Un jour, après avoir bu, il a présenté des signes de danger nécessitant une prise en charge immédiate, comme une perte de conscience et une respiration rapide. Nous l'avons emmené d'urgence à l'hôpital. Le médecin m'a expliqué qu'il s'agissait d'un syndrome de sevrage alcoolique, signe que son corps était devenu dépendant à l'alcool. C'est à ce moment-là que j'ai compris qu'arrêter brutalement après une consommation prolongée pouvait causer de graves problèmes physiques.

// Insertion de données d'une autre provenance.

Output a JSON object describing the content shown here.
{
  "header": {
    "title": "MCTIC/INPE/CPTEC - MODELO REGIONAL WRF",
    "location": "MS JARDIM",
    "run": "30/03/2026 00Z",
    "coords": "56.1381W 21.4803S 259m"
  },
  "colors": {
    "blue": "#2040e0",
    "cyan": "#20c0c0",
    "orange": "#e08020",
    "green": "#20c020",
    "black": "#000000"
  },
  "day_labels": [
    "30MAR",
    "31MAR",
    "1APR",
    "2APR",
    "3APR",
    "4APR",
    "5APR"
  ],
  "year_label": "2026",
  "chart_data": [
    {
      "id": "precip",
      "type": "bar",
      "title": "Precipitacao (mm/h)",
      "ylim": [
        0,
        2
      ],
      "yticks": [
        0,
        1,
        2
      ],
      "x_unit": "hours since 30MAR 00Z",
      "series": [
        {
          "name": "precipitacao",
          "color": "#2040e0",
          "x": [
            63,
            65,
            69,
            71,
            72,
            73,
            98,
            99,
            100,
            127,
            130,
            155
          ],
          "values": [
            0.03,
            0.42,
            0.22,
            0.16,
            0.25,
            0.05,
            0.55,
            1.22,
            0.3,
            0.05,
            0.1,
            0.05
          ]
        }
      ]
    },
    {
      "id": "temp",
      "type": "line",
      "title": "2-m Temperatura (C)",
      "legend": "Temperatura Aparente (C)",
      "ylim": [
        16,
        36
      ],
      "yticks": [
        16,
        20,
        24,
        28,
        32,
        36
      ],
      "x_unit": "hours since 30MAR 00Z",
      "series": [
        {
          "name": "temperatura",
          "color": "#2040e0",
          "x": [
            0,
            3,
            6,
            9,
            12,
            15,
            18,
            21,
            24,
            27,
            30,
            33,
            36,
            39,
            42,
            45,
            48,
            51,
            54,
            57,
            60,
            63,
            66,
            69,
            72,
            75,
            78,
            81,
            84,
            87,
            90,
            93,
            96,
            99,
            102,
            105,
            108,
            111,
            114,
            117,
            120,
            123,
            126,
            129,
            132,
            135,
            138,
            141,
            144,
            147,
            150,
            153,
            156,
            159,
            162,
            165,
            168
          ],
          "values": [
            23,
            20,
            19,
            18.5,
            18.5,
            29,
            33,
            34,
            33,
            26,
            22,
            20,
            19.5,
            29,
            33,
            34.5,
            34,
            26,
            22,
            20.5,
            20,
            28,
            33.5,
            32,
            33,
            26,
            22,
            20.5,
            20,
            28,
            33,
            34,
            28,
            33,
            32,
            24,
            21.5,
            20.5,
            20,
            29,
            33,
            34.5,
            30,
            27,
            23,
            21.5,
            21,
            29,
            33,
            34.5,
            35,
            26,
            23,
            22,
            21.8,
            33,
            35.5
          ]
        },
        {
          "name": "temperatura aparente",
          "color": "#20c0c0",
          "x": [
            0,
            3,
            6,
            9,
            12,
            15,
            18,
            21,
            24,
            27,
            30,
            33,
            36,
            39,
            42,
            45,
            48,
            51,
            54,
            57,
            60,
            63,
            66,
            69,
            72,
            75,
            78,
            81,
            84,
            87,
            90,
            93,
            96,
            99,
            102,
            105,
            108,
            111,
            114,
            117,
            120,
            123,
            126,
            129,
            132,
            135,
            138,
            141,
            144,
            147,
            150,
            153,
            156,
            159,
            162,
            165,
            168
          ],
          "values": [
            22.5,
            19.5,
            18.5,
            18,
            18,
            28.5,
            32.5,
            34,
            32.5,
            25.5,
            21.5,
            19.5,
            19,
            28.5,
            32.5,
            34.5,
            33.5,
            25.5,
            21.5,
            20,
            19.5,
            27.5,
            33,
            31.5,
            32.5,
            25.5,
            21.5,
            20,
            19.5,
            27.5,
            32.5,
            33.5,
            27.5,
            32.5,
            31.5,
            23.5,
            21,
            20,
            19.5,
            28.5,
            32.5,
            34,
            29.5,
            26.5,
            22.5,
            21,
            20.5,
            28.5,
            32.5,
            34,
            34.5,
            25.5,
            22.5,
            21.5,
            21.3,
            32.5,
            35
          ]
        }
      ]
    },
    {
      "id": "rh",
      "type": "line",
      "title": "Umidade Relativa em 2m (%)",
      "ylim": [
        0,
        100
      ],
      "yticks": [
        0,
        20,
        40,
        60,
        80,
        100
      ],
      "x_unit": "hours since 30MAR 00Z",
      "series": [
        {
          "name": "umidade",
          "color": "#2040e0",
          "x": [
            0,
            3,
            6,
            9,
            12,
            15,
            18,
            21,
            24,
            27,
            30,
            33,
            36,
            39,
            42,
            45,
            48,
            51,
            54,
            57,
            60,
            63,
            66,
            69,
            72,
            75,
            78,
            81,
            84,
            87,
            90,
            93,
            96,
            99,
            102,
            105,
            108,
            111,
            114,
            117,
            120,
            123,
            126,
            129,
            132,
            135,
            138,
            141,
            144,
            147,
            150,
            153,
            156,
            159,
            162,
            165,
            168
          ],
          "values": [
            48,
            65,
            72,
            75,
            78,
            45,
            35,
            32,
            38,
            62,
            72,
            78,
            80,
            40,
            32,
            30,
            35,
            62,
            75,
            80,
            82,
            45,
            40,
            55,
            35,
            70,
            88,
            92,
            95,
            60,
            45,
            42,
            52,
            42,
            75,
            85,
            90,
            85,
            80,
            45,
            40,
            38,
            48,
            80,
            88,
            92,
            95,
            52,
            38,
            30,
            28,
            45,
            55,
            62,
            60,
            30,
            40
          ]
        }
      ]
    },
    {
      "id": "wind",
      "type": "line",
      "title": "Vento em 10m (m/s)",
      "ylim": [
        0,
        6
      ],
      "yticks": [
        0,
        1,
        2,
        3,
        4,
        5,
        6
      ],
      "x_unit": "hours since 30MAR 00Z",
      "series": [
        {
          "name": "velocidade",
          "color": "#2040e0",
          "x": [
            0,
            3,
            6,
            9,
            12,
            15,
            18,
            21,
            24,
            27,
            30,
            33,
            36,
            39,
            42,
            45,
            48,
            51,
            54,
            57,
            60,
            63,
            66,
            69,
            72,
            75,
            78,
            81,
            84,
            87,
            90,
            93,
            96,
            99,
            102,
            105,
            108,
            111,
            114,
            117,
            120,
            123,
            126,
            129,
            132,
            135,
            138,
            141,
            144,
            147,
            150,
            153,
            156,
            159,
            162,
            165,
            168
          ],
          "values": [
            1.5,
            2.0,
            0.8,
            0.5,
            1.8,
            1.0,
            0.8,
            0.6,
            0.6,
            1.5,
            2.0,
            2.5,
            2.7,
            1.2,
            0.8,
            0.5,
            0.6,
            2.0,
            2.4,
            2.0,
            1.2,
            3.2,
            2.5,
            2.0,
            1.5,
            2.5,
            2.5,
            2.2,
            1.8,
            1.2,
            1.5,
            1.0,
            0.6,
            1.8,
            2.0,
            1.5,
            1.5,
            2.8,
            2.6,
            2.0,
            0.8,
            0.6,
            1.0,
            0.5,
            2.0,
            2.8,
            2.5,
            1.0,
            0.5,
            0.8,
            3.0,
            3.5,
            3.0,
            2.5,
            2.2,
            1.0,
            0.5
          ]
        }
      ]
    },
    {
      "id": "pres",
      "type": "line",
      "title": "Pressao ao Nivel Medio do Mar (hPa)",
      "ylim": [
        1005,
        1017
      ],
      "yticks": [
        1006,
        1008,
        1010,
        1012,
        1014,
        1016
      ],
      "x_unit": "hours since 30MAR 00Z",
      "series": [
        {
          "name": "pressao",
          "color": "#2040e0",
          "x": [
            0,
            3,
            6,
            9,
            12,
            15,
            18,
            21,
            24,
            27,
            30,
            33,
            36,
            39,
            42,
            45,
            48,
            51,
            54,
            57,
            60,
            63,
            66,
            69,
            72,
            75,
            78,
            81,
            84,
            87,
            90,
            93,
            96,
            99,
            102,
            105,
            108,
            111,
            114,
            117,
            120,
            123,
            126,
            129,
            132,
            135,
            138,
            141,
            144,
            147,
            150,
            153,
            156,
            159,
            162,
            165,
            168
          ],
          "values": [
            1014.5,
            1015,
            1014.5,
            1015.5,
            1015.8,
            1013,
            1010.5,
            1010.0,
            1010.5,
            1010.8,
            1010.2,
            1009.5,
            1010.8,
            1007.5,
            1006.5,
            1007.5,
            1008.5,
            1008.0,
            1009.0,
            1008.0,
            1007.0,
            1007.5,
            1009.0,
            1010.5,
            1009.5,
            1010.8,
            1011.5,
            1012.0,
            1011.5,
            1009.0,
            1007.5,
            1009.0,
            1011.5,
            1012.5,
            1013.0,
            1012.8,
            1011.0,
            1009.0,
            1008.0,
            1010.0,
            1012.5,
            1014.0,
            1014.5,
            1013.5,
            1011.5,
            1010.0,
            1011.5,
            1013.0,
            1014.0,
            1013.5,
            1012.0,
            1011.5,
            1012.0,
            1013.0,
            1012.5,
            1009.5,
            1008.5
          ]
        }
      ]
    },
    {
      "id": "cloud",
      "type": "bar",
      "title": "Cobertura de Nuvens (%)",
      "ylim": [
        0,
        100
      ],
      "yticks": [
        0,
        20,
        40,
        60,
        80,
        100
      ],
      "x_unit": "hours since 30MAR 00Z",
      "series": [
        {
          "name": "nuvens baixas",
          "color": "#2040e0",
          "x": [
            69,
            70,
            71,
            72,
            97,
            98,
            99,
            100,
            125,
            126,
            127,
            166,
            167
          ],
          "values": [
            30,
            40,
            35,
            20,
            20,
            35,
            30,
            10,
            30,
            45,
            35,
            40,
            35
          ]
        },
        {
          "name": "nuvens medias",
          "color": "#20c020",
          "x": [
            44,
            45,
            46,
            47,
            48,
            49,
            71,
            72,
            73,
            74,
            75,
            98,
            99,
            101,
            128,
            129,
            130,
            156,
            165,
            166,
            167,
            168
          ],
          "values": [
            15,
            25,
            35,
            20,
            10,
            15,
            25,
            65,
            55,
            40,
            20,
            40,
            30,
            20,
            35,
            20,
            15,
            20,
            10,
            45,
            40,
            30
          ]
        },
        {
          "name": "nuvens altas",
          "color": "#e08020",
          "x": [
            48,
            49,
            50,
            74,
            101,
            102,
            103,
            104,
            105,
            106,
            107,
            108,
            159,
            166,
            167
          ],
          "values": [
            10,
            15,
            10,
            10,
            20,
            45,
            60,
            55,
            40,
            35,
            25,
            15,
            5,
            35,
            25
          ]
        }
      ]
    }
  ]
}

L'ambiance à la maison est devenue très tendue. J'ai essayé de le convaincre d'arrêter, mais à chaque fois il disait « la prochaine fois, c'est promis ». Et la fois suivante arrivait toujours sans prévenir. J'ai même douté de moi : était-ce parce que je n'en faisais pas assez qu'il en était arrivé là ? Mais j'ai fini par comprendre que ce n'était la faute de personne, mais le mécanisme physiologique de la dépendance à l'alcool qui était en jeu.

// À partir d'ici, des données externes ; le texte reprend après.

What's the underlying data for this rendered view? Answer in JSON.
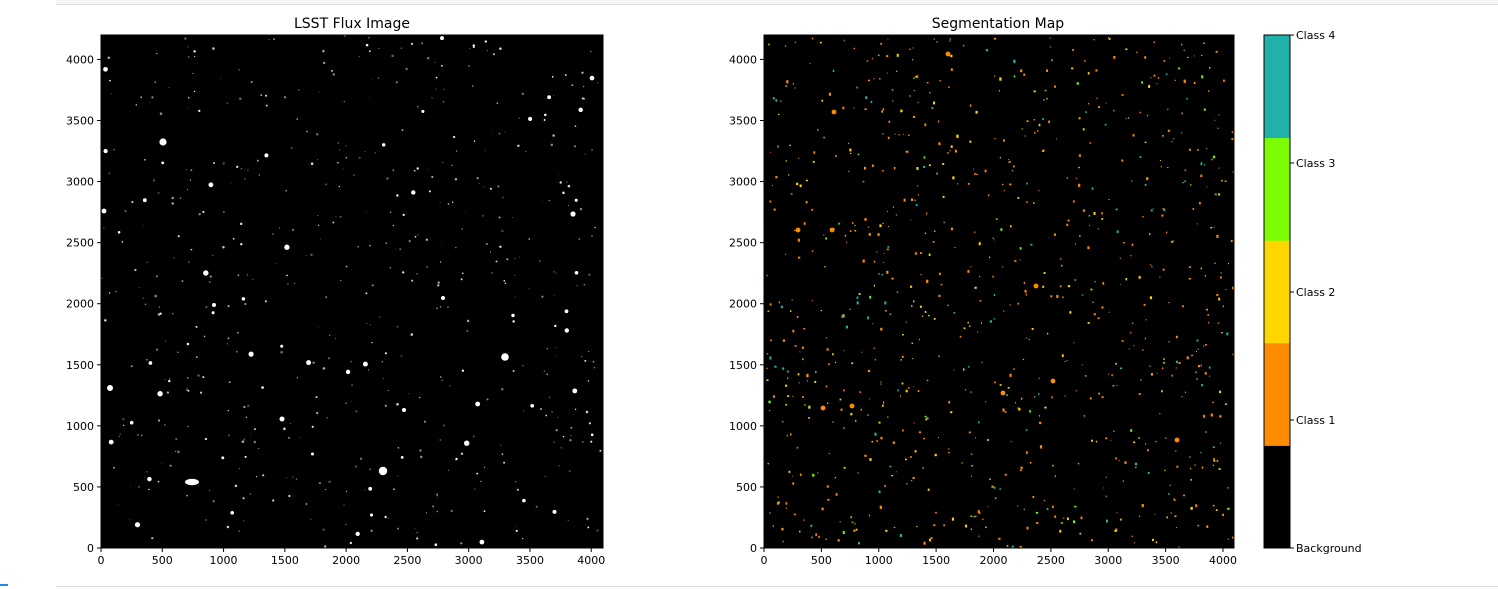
{
  "chart_data": [
    {
      "type": "heatmap",
      "title": "LSST Flux Image",
      "colormap": "gray",
      "x_ticks": [
        "0",
        "500",
        "1000",
        "1500",
        "2000",
        "2500",
        "3000",
        "3500",
        "4000"
      ],
      "y_ticks": [
        "0",
        "500",
        "1000",
        "1500",
        "2000",
        "2500",
        "3000",
        "3500",
        "4000"
      ],
      "xlim": [
        0,
        4096
      ],
      "ylim": [
        0,
        4200
      ],
      "background": "#000000",
      "source_color": "#ffffff"
    },
    {
      "type": "heatmap",
      "title": "Segmentation Map",
      "x_ticks": [
        "0",
        "500",
        "1000",
        "1500",
        "2000",
        "2500",
        "3000",
        "3500",
        "4000"
      ],
      "y_ticks": [
        "0",
        "500",
        "1000",
        "1500",
        "2000",
        "2500",
        "3000",
        "3500",
        "4000"
      ],
      "xlim": [
        0,
        4096
      ],
      "ylim": [
        0,
        4200
      ],
      "classes": [
        {
          "name": "Background",
          "color": "#000000"
        },
        {
          "name": "Class 1",
          "color": "#ff8c00"
        },
        {
          "name": "Class 2",
          "color": "#ffd700"
        },
        {
          "name": "Class 3",
          "color": "#7cfc00"
        },
        {
          "name": "Class 4",
          "color": "#20b2aa"
        }
      ],
      "colorbar_labels": [
        "Background",
        "Class 1",
        "Class 2",
        "Class 3",
        "Class 4"
      ]
    }
  ]
}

Ce que les proches peuvent faire, c'est comprendre, pas blâmer
Après toutes ces rechutes, j'ai changé de stratégie. J'ai cessé de le blâmer et j'ai essayé de comprendre ce qu'il ressentait. Un jour, lucide après avoir bu, il m'a dit : « Je sais que boire est mauvais, mais cette envie de boire, c'est comme si quelqu'un appuyait sur un interrupteur dans ma tête, je n'arrive pas à la contrôler. » J'ai eu le cœur serré en l'entendant, mais j'ai enfin compris : ce n'était pas une volonté délibérée de se faire du mal ou d'en faire à sa famille.

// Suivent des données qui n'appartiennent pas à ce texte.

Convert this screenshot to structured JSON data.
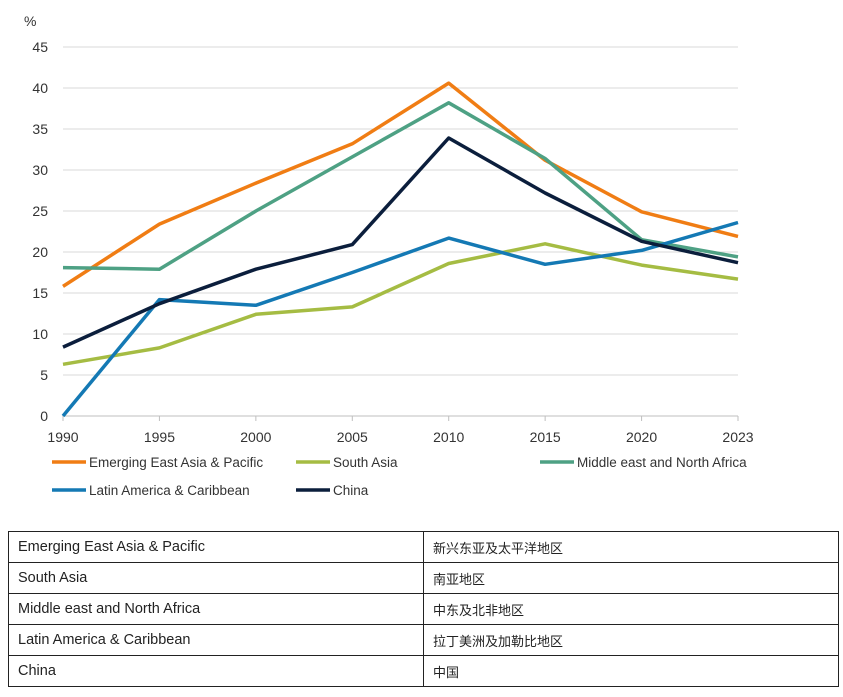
{
  "chart_data": {
    "type": "line",
    "ylabel": "%",
    "ylim": [
      0,
      45
    ],
    "yticks": [
      "0",
      "5",
      "10",
      "15",
      "20",
      "25",
      "30",
      "35",
      "40",
      "45"
    ],
    "x": [
      "1990",
      "1995",
      "2000",
      "2005",
      "2010",
      "2015",
      "2020",
      "2023"
    ],
    "grid": true,
    "legend_position": "bottom",
    "series": [
      {
        "name": "Emerging East Asia & Pacific",
        "color": "#F07D14",
        "values": [
          15.8,
          23.4,
          28.4,
          33.2,
          40.6,
          31.2,
          24.9,
          21.9
        ]
      },
      {
        "name": "South Asia",
        "color": "#A5BC43",
        "values": [
          6.3,
          8.3,
          12.4,
          13.3,
          18.6,
          21.0,
          18.4,
          16.7
        ]
      },
      {
        "name": "Middle east and North Africa",
        "color": "#4EA184",
        "values": [
          18.1,
          17.9,
          25.0,
          31.6,
          38.2,
          31.4,
          21.5,
          19.4
        ]
      },
      {
        "name": "Latin America & Caribbean",
        "color": "#1479B4",
        "values": [
          0.0,
          14.2,
          13.5,
          17.5,
          21.7,
          18.5,
          20.2,
          23.6
        ]
      },
      {
        "name": "China",
        "color": "#0B1E3C",
        "values": [
          8.4,
          13.7,
          17.9,
          20.9,
          33.9,
          27.2,
          21.3,
          18.7
        ]
      }
    ]
  },
  "translation_table": {
    "rows": [
      {
        "en": "Emerging East Asia & Pacific",
        "zh": "新兴东亚及太平洋地区"
      },
      {
        "en": "South Asia",
        "zh": "南亚地区"
      },
      {
        "en": "Middle east and North Africa",
        "zh": "中东及北非地区"
      },
      {
        "en": "Latin America & Caribbean",
        "zh": "拉丁美洲及加勒比地区"
      },
      {
        "en": "China",
        "zh": "中国"
      }
    ]
  }
}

J'ai consulté beaucoup de documentation et j'ai appris que la dépendance à l'alcool implique plusieurs régions du cerveau, comme l'aire tegmentale ventrale et le noyau accumbens. L'alcool inhibe les neurones inhibiteurs du cerveau, ce qui rend les neurones dopaminergiques hyperactifs et libère davantage de dopamine. Ce mécanisme varie d'une personne à l'autre, mais une fois établi, il est très difficile à inverser. J'ai compris sa situation, et j'ai aussi compris que le rôle des proches n'est pas de le forcer à arrêter, mais de l'accompagner sur la bonne voie.
Nous avons commencé à chercher de l'aide professionnelle, par exemple en contactant des ressources de soutien aux familles, et à apprendre comment gérer son problème d'alcool. J'ai aussi appris à savoir comment demander de l'aide lorsqu'il présente des signes de danger. Le chemin a été long, mais au moins nous ne sommes plus seuls à y faire face.
L'alcool a mauvais goût, mais on ne peut pas s'en passer : ce n'est la faute de personne
Avec le recul, cette période m'a fait comprendre que la dépendance à l'alcool n'est pas une question de morale, mais une question physiologique. Beaucoup de gens commencent à boire pour le goût sucré ou par besoin social, mais l'effet pharmacologique de l'alcool modifie progressivement le cerveau, faisant passer la personne de « j'aime boire » à « je ne peux pas m'en passer ». Ce processus ne peut pas être inversé facilement par la seule force de volonté.
J'écris ces lignes pour dire aux familles qui vivent des situations similaires : vous n'êtes pas seules. Les problèmes d'alcool affectent la personne et sa famille dans les deux sens, mais comprendre les mécanismes sous-jacents est plus utile que de blâmer sans cesse. Si vous ou un membre de votre famille êtes confrontés à une situation semblable, commencez par vous informer et trouvez progressivement la manière d'y faire face qui vous convient.
La dépendance à l'alcool n'est pas une question de force de volonté, mais le résultat de changements physiologiques dans le cerveau.